5 Stars from me
What a fabulous book! The Family Upstairs by Lisa Jewell is a really refreshing and original read – it is literally brimming with layered storylines which pull you along as you turn the pages ever more equally enthralled and appalled.
At one point it literally felt as though the story contained no redeeming characters at all (except Miller, he was ace) as greater wickedness, selfishness, abuse and depravity unfolded. Wow what appalling people the Thomsens were and how utterly weak the Lambs.
The Family Upstairs has it all, the reader is taken on a veritable roller coaster ride as Libby finds herself a millionaire (isn’t that child’s dream scenario?) but also uncovers a million questions about her family and exactly what went on in Cheyne Walk. The cult style takeover of the Thomsens was horrible and yet must be some true to what actually happens in those type of situations that we know are all too real. The children who live in the house – whether Lambs or Thomsens are dark souls and I guess a sad product of their awful environment. Across the pond, Lucy’s tale is equally unpleasant and we follow her along the way as all roads seem to lead the Cheyne Walk and the 25th birthday of ‘the baby’.
Brilliant characterisation throughout and an utterly gripping – if a little disturbing – read.
Synopsis:You thought they were just staying for the weekend. They looked harmless enough – with only two suitcases and a cat in a wicker box.
But soon things turn very, very dark. It happens slowly, yet so extraordinarily quickly.
Now you and your sister must find a way to survive…
4 Stars from me
I wasn’t at all sure what to expect from this book. My boys bought it for me for mothers day 🙂
It turned out to be a 50/50 mix of chic lit and thriller.
The reason it gets 4 stars from me rather than 5 is probably because of the chic lit element, it just isn’t my preferred style.

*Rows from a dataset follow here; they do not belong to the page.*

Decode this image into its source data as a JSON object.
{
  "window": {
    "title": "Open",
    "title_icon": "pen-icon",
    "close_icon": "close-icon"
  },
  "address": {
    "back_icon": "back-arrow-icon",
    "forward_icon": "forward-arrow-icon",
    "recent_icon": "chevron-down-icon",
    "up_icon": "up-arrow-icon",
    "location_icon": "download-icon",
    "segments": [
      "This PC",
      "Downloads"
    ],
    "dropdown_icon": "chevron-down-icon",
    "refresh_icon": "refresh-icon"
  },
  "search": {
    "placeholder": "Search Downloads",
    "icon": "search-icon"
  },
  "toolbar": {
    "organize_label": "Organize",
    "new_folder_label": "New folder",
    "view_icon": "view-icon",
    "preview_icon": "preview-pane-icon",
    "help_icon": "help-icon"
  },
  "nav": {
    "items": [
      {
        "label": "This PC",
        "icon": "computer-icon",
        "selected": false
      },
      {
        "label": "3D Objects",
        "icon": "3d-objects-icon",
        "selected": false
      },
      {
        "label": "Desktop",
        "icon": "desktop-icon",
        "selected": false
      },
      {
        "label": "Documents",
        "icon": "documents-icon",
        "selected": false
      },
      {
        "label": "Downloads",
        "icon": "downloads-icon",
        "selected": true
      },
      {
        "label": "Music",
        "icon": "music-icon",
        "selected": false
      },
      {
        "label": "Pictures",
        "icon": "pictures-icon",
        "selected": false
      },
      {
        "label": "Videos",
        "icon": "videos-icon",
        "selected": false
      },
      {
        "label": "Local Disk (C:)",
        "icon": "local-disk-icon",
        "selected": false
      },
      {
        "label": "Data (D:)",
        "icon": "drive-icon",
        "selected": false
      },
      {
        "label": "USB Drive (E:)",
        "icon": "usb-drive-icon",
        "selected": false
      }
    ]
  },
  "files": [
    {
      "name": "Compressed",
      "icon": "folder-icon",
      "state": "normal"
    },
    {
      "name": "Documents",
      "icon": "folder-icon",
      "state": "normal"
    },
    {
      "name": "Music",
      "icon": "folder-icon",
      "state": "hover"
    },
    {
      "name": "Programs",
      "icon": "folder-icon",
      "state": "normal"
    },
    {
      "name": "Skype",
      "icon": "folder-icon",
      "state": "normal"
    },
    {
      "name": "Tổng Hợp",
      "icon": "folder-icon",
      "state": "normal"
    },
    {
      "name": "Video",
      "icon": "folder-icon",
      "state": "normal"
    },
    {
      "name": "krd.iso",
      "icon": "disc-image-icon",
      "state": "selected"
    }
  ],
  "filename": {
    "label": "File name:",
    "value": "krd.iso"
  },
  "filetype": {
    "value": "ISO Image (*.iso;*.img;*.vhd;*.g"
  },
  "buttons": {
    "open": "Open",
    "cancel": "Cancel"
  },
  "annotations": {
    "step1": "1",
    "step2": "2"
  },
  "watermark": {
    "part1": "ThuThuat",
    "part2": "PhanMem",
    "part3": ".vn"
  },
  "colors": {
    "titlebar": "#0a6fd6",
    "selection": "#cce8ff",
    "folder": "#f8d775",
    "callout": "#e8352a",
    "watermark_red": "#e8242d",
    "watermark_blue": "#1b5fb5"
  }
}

It is a really clever storyline, with 3 threads running concurrently throughout the book. I Found You by Lisa Jewell delivers an intelligent read with some sections that are truly unputdownable.
I have to say I found Alice’s decision to allow a total stranger into her home pretty surprising but then the more you get to know her, you realise that type of behaviour makes her into the wonderful person she is.
I couldn’t warm to poor old Lily at all.
Interesting concept and I’m very sure lots of people will love this book and fail to understand why I have given it 4 stars and not 5. There are places for me where it could have been edgier (and for my taste that would have been 5 stars), but I would imagine for mass appeal – which this book has in spades (beach joke unintended, honest) – it is spot on.
‘How long have you been sitting out here?’
‘I got here yesterday.’
‘Where did you come from?’
‘I have no idea.’
Surrey: Lily Monrose has only been married for three weeks. When her new husband fails to come home from work one night she is left stranded in a new country where she knows no one.
East Yorkshire: Alice Lake finds a man on the beach outside her house. He has no name, no jacket, no idea what he is doing there. Against her better judgement she invites him in to her home.
But who is he, and how can she trust a man who has lost his memory?